Histogram
Histograms also show the relative frequency of events similar to a bar graph. However, the major difference between the two is that a histogram graphs continuous data; that is data which is not separated into discrete units, but is representative of a range of values.
Consider weighing a group of pebbles found on a beach. Each pebble if measured accurately enough will have a different weight compared to every other pebble. Note that even for 7 pebbles, a bar chart will not be able to show much information.
Weight of pebble (grams) |
Number of pebbles with that weight |
250 |
1 |
254 |
1 |
261 |
1 |
265 |
1 |
266 |
1 |
268 |
1 |
400 |
1 |
There are two problems with the above chart
- It doesn’t really give any useful information
- The weight axis is not scaled, so there is no visual information as to the range of sizes (400 is as far from 268 as 268 is from 266)
- If there were a lot of pebbles to be weighed and recorded the chart would be very large and still show no useful information.
To overcome these problems, the data is arranged into groups of equal size. The method of choosing the range of each group and how many groups there are is a matter to be discussed in another lesson; suffice at this stage to realize that the data could be represented more meaningfully in this way.
For example, we can arrange the weights into the following groups
Groups of weight of pebble (grams) |
Number of pebbles whose weight was in that range |
250-255 |
2 |
255-260 |
0 |
260-265 |
1 |
265-270 |
3 |
400-405 |
1 |
Note that the size of each group is the same (5 grams), and be aware that the upper end of each group does not include the highest value as part of that group (for example, a pebble weighing 265 grams would be in the 265-270 group, not the 260-265 group, and definitely not both!).
The histogram would now appear in a form that conveys more meaningful information.
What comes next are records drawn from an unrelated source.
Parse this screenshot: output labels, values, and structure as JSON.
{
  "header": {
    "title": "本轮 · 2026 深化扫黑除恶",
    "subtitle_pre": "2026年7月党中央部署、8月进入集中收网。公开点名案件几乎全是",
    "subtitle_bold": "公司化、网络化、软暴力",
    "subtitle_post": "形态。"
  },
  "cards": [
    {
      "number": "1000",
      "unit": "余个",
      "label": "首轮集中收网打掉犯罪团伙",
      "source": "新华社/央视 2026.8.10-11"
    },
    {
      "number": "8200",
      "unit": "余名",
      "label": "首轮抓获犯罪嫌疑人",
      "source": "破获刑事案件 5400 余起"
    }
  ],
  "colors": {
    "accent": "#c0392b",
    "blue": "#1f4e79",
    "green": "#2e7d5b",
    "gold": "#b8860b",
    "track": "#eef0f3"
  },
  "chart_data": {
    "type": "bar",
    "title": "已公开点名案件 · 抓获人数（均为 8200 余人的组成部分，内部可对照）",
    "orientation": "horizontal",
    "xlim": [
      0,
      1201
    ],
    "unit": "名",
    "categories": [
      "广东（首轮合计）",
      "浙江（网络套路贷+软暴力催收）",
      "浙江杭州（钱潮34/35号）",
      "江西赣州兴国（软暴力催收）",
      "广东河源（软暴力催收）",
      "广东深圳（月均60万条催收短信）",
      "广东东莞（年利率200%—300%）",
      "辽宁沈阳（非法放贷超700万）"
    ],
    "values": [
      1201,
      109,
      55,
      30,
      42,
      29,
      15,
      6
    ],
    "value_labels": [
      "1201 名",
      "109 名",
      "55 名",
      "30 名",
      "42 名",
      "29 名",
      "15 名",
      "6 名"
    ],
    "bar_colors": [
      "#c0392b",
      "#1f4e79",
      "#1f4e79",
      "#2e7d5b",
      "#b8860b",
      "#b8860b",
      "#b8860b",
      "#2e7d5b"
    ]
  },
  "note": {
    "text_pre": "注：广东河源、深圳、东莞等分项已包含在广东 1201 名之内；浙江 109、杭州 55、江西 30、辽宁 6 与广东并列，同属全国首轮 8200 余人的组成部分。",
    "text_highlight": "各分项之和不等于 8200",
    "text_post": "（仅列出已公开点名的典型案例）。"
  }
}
Granted the new bar chart isn’t a great improvement of the original, but that is mainly because there is not a great amount of data. The strength of the histogram lies in its ability to represent a very large group of varied data.
Note that:
- The bars represent a range of data; for example the largest bar represents all weights in the 265 to 270 gram range
- Each mark on the axis represents the highest number of each range; for example the mark under the largest bar represents the number 269 (the difference between each mark is 5 grams)
- There is no gap between each bar, since the data is continuous; all possible weights could be any number in the range up to whatever level of precision is required
- The x axis is scaled appropriately
- The one weight that is different from the rest is shown on the graph. It is distinct and can be seen easily as outside the majority of the weights. Such a data point is called an outlier
Consider trying to produce a bar chart of the following data
11, 12, 13, 16, 16.5, 17.1, 17.3, 18.1, 18.2, 18.7, 18.7, 19, 19.2, 19.4, 19.9, 20.01, 20.1, 20.9, 21, 21.34, 22, 22.4,22.7, 22.75, 23.1, 23.2, 24.2, 30.3, 30.35, 35.4, 36, 36.6, 37.8, 38, 38.2, 40.9, 42.1, 42.2, 42.4, 42.6, 44, 45.55, 46.1, 48, 54.45, 66, 72.4, 86, 87, 89, 92, 92.5, 92.9, 97, 99.8, 99.9
Organizing the data into groups and producing a histogram produces a more suitable chart
Try these questions
- Which number in the following data set is an outlier?
1, 99, 100, 102, 103.6
- 1
- 103.6
- 100
- There are no outliers
Answer: A
An outlier is a number which does not belong with the other data in the set; hence 1 is an outlier in this case.